- Music: Sohee Youn
- Lyrics: Jamie Jackson
- Book: Youn & Jackson
- Premiere: July 6, 2019: St Clements Theatre
- Productions: Off Broadway 2019

= I Spy a Spy =

American musical theatre production

I Spy a Spy is an original musical with music by Sohee Youn, lyrics by Jamie Jackson, and book by Youn & Jackson. The original Off-Broadway production began previews on July 6 and had an official opening night on July 18 Off-Broadway at the St Clements Theatre. The original production ended its limited engagement early on August 10 after 10 previews and 26 regular performances.

==Development==
Over the course of 7 years, the musical went through 6 readings and 3 workshops. The musical held development lab presentations on March 21 and 22, 2019.

==Original production==
The World Premiere/Off-Broadway production was produced by two time Tony Award Nominated Producer Eric Krebs and is directed and choreographed by Bill Castellino. The creative team features musical director Dan Pardo, set designer James Morgan, costume designer Tyler Holland, lighting designer Michael Gottlieb, sound designer Dave Ferdinand, associate director Joseph Hayward, and assistant choreographer Victoria Casillo.

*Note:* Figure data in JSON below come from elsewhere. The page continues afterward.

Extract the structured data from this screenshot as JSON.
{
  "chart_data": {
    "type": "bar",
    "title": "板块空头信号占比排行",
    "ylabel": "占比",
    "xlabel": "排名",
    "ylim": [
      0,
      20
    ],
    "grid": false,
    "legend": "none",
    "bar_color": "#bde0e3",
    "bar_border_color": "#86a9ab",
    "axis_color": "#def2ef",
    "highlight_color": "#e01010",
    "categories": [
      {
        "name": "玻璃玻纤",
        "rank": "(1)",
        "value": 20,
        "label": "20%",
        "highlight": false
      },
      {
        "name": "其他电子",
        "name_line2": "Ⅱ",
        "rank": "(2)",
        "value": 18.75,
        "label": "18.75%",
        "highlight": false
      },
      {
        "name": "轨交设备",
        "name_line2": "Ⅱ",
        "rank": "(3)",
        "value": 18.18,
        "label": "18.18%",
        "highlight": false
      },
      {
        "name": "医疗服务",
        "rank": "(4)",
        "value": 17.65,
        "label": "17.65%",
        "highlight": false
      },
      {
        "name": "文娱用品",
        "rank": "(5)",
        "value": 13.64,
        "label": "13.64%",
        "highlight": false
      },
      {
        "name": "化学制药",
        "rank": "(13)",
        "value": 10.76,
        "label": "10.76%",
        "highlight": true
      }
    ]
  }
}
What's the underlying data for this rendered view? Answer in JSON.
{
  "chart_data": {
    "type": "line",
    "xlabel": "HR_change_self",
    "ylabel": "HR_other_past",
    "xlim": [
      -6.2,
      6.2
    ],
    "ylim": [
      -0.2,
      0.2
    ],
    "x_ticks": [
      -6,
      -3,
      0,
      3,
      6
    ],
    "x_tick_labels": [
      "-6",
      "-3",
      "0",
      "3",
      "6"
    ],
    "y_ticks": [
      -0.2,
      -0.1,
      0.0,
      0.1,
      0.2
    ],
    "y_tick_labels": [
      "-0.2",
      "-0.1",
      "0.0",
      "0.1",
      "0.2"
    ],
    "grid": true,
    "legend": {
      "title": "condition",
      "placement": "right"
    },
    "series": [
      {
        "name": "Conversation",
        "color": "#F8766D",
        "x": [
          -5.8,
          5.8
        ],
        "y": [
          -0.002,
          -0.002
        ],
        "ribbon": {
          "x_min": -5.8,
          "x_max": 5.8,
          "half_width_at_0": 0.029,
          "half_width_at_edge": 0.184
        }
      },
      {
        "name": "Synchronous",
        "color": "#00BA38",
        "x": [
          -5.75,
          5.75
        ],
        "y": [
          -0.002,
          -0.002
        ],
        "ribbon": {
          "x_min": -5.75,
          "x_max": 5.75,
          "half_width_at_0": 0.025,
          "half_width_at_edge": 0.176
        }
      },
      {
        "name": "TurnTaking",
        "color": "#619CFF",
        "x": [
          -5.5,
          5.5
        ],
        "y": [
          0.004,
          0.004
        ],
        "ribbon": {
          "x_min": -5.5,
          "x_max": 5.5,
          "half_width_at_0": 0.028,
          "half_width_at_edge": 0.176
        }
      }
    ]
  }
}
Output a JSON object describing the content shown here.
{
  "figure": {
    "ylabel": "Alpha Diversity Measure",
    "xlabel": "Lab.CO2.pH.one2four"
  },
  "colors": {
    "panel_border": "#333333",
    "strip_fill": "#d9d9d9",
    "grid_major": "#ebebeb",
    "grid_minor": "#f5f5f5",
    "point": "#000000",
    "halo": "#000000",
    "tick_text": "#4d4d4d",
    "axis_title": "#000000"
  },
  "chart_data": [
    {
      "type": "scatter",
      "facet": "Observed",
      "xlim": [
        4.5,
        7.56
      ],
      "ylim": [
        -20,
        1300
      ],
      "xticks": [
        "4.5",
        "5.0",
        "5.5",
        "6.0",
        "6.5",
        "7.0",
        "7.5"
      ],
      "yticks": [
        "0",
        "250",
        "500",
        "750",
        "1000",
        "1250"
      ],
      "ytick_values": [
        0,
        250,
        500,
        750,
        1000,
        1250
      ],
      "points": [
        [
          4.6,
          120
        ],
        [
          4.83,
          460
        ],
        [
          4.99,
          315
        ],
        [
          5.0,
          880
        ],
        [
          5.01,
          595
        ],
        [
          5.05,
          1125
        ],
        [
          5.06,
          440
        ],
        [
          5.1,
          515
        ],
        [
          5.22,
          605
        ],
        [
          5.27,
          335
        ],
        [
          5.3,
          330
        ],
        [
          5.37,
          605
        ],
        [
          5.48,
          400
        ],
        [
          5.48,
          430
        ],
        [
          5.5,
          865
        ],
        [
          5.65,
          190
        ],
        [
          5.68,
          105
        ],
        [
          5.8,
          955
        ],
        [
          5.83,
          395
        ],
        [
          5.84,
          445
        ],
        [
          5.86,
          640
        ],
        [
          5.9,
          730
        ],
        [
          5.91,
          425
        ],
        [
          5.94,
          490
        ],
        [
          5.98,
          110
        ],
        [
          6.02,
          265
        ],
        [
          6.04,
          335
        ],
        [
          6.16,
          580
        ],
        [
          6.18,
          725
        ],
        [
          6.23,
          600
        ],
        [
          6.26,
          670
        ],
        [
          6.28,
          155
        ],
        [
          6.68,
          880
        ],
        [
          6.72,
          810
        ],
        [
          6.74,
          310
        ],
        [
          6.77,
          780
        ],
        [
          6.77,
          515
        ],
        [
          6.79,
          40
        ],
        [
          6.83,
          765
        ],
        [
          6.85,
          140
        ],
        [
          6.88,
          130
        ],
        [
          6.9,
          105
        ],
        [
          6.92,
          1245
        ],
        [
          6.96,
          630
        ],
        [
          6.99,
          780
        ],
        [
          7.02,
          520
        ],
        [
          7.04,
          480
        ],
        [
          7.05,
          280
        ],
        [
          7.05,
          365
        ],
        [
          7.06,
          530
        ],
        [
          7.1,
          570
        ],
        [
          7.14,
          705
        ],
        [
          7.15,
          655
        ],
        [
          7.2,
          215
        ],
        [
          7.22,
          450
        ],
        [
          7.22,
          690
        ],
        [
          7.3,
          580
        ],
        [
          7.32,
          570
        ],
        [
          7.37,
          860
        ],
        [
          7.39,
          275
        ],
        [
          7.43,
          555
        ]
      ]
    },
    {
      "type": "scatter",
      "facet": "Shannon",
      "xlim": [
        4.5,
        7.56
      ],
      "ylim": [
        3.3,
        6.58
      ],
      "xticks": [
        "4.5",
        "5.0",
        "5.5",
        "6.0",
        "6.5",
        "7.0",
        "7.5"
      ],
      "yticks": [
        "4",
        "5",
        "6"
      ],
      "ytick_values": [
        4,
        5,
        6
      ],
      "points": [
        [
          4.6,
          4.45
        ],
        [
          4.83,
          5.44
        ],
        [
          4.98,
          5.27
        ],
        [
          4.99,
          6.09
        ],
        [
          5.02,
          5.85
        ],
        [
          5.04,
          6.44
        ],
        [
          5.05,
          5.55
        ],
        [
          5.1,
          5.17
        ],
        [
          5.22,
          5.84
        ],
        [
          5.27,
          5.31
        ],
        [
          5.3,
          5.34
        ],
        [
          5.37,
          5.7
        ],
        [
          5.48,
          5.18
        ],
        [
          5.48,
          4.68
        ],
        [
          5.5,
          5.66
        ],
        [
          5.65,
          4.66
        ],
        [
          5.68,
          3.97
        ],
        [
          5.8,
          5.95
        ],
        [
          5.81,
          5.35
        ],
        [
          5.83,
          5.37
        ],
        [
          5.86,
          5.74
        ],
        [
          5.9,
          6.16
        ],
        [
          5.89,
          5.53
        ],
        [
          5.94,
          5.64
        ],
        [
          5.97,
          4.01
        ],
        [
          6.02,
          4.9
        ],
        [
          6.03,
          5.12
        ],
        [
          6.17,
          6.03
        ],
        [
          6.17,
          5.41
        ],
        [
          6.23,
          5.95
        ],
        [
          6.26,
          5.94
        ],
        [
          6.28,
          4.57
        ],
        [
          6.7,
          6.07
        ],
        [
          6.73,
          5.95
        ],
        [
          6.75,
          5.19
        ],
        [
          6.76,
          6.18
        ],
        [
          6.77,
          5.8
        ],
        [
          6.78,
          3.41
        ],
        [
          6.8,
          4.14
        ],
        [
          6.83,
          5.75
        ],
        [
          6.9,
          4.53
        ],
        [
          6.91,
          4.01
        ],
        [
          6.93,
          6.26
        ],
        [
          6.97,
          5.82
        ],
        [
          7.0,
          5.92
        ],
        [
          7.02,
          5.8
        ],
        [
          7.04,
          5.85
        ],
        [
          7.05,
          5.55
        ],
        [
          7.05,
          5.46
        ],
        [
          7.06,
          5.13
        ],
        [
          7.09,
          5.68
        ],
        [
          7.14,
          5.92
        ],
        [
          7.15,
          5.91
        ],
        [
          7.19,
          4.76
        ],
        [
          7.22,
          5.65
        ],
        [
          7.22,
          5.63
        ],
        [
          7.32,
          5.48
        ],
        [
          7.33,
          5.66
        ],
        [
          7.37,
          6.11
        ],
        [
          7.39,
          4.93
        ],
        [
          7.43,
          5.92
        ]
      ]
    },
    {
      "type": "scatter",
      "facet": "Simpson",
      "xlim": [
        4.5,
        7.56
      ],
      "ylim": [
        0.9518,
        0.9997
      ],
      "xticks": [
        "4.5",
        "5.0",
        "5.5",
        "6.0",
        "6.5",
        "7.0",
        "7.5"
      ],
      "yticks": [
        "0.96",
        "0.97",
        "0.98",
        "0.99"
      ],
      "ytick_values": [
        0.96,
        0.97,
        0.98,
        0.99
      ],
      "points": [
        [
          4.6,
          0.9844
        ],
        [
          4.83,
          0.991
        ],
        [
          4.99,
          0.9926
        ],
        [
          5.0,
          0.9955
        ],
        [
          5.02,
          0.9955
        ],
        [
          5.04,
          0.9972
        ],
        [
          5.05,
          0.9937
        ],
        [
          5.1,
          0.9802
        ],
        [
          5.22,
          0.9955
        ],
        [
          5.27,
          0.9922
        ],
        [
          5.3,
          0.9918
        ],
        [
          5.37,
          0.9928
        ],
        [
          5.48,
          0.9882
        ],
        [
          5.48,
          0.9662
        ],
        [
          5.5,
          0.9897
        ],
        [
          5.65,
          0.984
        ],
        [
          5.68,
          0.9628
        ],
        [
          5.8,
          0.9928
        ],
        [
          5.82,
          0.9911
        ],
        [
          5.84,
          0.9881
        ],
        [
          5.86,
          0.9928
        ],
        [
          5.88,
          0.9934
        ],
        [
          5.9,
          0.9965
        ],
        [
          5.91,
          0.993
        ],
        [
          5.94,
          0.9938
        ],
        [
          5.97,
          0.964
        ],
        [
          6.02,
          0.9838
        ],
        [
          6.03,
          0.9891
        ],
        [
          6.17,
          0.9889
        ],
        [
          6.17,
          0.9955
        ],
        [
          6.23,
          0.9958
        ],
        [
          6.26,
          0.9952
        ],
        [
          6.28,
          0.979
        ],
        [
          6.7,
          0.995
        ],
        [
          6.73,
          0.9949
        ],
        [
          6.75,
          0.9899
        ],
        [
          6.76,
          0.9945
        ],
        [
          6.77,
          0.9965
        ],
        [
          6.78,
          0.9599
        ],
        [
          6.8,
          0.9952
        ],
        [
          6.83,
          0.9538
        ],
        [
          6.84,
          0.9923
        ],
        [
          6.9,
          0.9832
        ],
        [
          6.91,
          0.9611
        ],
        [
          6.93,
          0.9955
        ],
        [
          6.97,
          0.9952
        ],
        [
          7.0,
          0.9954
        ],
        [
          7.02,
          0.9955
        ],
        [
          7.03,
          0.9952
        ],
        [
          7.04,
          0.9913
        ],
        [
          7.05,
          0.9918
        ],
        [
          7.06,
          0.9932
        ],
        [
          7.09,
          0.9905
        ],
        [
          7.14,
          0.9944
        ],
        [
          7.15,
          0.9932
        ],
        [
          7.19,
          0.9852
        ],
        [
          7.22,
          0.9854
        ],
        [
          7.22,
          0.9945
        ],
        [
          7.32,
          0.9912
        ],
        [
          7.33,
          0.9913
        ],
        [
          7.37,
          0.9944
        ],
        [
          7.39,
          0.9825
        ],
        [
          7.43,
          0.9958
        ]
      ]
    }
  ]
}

Casting is by Michael Cassara, CSA.

==Musical numbers==
Source:

- Act 1
- The American Dream – The Company
- You Will See Me – Jose, Alina
- If I Could Be You – Jose, Alina
- This City's Gone to Hell – Sunny, Abdul
- Is It Just Me – Jose and Company
- Home – Jose
- Fresh Meat – Alina, Influencers
- You Looked at Me – Jose

- Act 2
- Where Love Goes Wrong – Jose, Alina, Sunny, Abdul and Company
- Natural Assets – Prisciliana and her gang
- I Spy a Spy – Jose and Company
- I Spy a Spy/Natural Assets (reprise) – Jose, Alina and Company
- So Long – Alina, Female Ensemble
- Only a Russian – Cold Borscht, Beef Stroganoff, Russian Agents
- Finale – The Company

==Roles and original cast==
Source:

| Character | Workshop (2016) The Playroom Theater | Off-Broadway (2019) St Clements Theatre |
| José Rodríguez | Robert Ariza | Andrew Mayer |
| Alina Orlova | Mara Davi | Emma Degerstedt |
| Sunny Park | Erin Quill | Hazel Anne Raymundo |
| Abdul Makhdoom | Bruce Warren | Sorab Wadia |
| Cold Borscht | Joseph Mahowald | Bruce Warren |
| Prisciliana Espinoza | Lauren Villegas | Nicole Paloma Sarro |
| Beef Stroganoff | Jacob L. Smith | John Wascavage |
| Agent Brown | Emily Stokes | Grace Choi |
| Agent Grey | Eddie Cooper | Lawrence E. Street |
| Lenny | - | James Donegan |
| Shape Shifter 1 | Taylor Fields |
| Shape Shifter 2 | Conor McShane |

==Reception==
The world premiere received mixed reviews from both audiences and critics.